06. Bölüm

66 21 1
                                    

Kadın: 06. Bölüm

Muazzez Karabıyık

Oops! Bu görüntü içerik kurallarımıza uymuyor. Yayımlamaya devam etmek için görüntüyü kaldırmayı ya da başka bir görüntü yüklemeyi deneyin.

Muazzez Karabıyık

01.01.2006

Çocuğuna ve eşine zarar verdiği halde ceza almayan Şinasi hâlâ evde terör estiriyordu, ama artık kimse umursamıyordu. Muazzez 'kurtulma' umudunu yitirmişti, ne kadar hasar alırsa alsın yine babasının tabiriyle ona edepsizlik yapıyordu. Muazzez'in yaptığı edepsizlik değildi, sadece haklarını savunmaya, kendinin birey olduğunu göstermeye çalışıyordu. Boyun eğmeyecekti, Muazzez. Ne yapabilirdi ki? Onu öldürebilir miydi? 'Ölüm', Muazzez artık bu kavrama da alışmıştı. Hastaneden döndüğünde bile tekrar dayak yemişti, ne zaman Asya 'Muazzez'in ölme riski var' dediğinde durmuştu Şinasi. Ondan sonra 3 ay geçmişti de bu 3 aya neler sığdırmak zorunda kalmışlardı.

"Muazzez'in bugün okuldan sonra benim yanıma gelmesi gerek," diyen Asya kocasından korkuyordu.

"Neden? Kahvehanede çalışması gerek. O kadar isyanın bu karşılığı olmalı, değil mi lan?" Son sorusunu Şinasi, Muazzez'e söylemişti. Evladı ise hiç umursamadan gökyüzünün resmine devam ediyordu. Artık koca bir kâğıda sadece gökyüzü çizmek yerine önce iki göz çiziyor, gökyüzünü o gözlere sığdırıyordu. Aynı Rüzgâr'ın gözleri gibi...

"Sitenin sahibi Efekan Bey, Muazzez'i istiyor. Sanırım iş verecek," diye bir yalan söyledi Asya. Halbuki evladını yılbaşı kutlamasına götürmek istiyordu. 5 aydır çok zor şeyler yaşamışlardı, iyi bir eğlenceyle unutabilirlerdi.

"Küçük çocuğu nerede çalıştıracakmış? Kendini ne sanıyor o it?" Şinasi haykırarak koltuktan sırtını çekti.

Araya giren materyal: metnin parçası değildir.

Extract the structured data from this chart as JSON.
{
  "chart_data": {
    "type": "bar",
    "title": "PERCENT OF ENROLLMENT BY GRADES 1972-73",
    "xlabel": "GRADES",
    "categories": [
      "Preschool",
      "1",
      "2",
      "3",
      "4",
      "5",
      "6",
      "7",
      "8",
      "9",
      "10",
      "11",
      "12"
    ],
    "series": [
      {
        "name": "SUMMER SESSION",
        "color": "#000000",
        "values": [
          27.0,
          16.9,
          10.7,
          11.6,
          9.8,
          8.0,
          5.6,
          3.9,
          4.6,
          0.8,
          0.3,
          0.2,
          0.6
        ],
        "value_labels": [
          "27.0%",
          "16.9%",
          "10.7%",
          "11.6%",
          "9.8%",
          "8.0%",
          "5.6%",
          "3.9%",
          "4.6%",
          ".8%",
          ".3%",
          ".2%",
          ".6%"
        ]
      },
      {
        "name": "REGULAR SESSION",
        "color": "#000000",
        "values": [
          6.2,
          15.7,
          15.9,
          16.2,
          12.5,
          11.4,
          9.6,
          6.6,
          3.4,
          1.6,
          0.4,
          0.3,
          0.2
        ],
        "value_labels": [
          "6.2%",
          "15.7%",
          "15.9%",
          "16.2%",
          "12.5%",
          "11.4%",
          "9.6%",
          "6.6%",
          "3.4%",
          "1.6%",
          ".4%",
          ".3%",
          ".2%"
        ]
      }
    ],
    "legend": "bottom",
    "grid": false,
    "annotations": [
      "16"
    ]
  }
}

"Sen kendini ne sanıyorsan o da kendini öyle sanıyordur," demişti Muazzez. Annesi bile şaşkınlıkla ona dönmüştü. Babası yine yumruklarını sıksa da çocuğun okula gideceğini ve şimdi vurursa bunu öğretmenlerine söyleyeceğini bildiği için durulmuştu.

"Anladım lan! Sen dayak arsızı çıktın. Vurdukça vurulasın geliyor. Vurmayacağım! Sana inat değil mi? Vurmayacağım." Şinasi sinirlerini bastırmaya çalışırken bile umursamamıştı Muazzez. Bunalıma giriyordu Muazzez, küçük yaşına rağmen yaşadıklarının ağırlığına katlanamıyordu. Nefes alırken bile ağlayası geliyordu çoğu zaman. Her akşam babasından dayak yer, gece rüyasında yine babasının darbelerini görür, ağlayarak uyanırdı, sabaha kadar da zar zor birkaç saat uyurdu. Artık altına da kaçırıyordu. Asya da altına işiyor diye dövmüştü onu. Onlarla da bitmemişti, Muazzez'in yemek yiyemediğini görüyordu Asya. En sevdiği şekeri bile yemek istemiyordu artık.

"Her neyse. Ne diyorsun? Götüreyim mi?" diye tekrar sormuştu Asya. Şinasi, Efekan Bey'in daha çok para vereceğini düşünerek kabul etti. Okul saati gelince Muazzez herhangi bir uyarı beklemeden ayağa kalktı, tuvalette işlerini halledip giyindi, çantasını aldı, çıktı. Muazzez okul saatini, evlerinin önünden geçen hurdacıyla anlıyordu. Asya da hızlıca çocuğunun peşinden çıkmıştı. "Muazzez, beni bekle annecim." Muazzez el mecbur annesini beklemişti, Asya da onun yanına gidince elini evladının başına koydu. "Okula gitmeden sana çikolata almamı ister misin? Biraz param var."